Here's a decision of the California Supreme Court that I very much like, notwithstanding the fact that I have no particularly strong feelings at all about the result (which involves a difficult issue of statutory interpretation of Section 1387(a) of the Penal Code).
What I like about Justice Werdegar's analysis here is that she's not bound herself to the type of mechanistic statutory analysis that's increasingly -- and, in my mind, distressingly -- in vogue. She recognizes that the statute in question is truly ambiguous: that we're not entirely sure to what the term "it" in the statute is meant to refer (i.e., whether that word refers to the previously dismissed charge or to the new charge).
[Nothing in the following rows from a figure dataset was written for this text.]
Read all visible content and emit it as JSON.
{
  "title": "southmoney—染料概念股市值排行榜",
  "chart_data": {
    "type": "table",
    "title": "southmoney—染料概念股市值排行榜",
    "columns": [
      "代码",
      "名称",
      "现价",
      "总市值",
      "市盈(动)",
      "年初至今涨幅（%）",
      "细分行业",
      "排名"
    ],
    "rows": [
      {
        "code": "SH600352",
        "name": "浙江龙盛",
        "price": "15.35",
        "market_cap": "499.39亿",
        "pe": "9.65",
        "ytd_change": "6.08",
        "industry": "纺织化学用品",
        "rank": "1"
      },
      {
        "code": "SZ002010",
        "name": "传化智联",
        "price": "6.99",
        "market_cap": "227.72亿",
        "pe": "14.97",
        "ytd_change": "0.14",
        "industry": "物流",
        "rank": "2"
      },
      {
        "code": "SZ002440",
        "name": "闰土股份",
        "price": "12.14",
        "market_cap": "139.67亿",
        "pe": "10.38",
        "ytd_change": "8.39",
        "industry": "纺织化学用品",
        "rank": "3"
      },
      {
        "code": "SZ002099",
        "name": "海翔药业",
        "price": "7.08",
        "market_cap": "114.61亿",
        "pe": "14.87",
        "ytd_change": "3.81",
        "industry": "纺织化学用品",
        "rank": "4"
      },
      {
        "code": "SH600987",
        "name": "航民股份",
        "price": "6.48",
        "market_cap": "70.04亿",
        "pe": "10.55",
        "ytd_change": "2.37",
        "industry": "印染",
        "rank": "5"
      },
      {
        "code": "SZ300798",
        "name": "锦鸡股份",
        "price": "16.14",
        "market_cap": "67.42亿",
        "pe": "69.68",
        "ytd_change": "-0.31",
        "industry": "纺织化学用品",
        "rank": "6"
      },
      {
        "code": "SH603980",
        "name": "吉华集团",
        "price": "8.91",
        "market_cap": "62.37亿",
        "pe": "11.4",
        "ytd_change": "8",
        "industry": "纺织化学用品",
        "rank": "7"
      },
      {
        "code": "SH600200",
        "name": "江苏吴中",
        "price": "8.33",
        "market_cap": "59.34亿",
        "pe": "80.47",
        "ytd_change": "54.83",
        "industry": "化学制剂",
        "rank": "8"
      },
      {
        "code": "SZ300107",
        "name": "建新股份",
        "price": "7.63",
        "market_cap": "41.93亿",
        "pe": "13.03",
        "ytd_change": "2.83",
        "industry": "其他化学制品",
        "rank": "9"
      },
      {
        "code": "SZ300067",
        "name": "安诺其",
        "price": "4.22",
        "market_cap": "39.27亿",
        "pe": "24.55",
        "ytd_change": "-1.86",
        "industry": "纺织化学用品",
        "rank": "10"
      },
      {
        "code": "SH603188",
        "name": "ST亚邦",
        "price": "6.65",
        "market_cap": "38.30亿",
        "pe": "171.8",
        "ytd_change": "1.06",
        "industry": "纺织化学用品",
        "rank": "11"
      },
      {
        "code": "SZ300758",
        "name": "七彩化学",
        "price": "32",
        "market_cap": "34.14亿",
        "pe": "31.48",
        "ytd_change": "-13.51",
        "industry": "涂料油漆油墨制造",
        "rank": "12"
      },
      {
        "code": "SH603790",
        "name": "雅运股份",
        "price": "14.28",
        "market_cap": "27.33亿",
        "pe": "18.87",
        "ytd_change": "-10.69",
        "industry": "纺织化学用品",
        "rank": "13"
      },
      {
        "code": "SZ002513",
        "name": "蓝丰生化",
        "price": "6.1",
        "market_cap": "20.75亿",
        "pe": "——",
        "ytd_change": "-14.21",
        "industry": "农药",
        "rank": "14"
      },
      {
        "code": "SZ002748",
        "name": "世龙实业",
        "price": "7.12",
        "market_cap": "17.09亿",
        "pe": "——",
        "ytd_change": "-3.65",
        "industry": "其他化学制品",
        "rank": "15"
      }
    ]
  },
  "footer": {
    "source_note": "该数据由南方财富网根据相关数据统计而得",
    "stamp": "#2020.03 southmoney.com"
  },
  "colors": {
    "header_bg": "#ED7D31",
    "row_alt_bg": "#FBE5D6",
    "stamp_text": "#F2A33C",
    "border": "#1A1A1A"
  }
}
Rather than deciding the case by applying the type of hypertechnical grammatical analysis that only an elementary school teacher from hell would enjoy, she quotes and decides the case in a manner consistent with Justice Breyer's dissent in J.E.M. AG Supply, in which he noted that the rules of grammar and canons of construction are only tools -- that "[t]hose who write statutes seek to solve human problems [and] [f]idelity to their aims requires us to approach an interpretive problem not as if it were a purely logical game, like a Rubik's Cube, but as an effort to devine the human intent that underlies the statute."
Now, I haven't read the briefs or anything. Maybe Justice Werdeger got it wrong -- although the result she reaches seems entirely plausible to me. Regardless, I very much appreciated the manner in which she goes about resolving the case, which demonstrated (to me) both an appreciation for our common law tradition as well as a commonsense approach to statutory interpretation. Hurrah.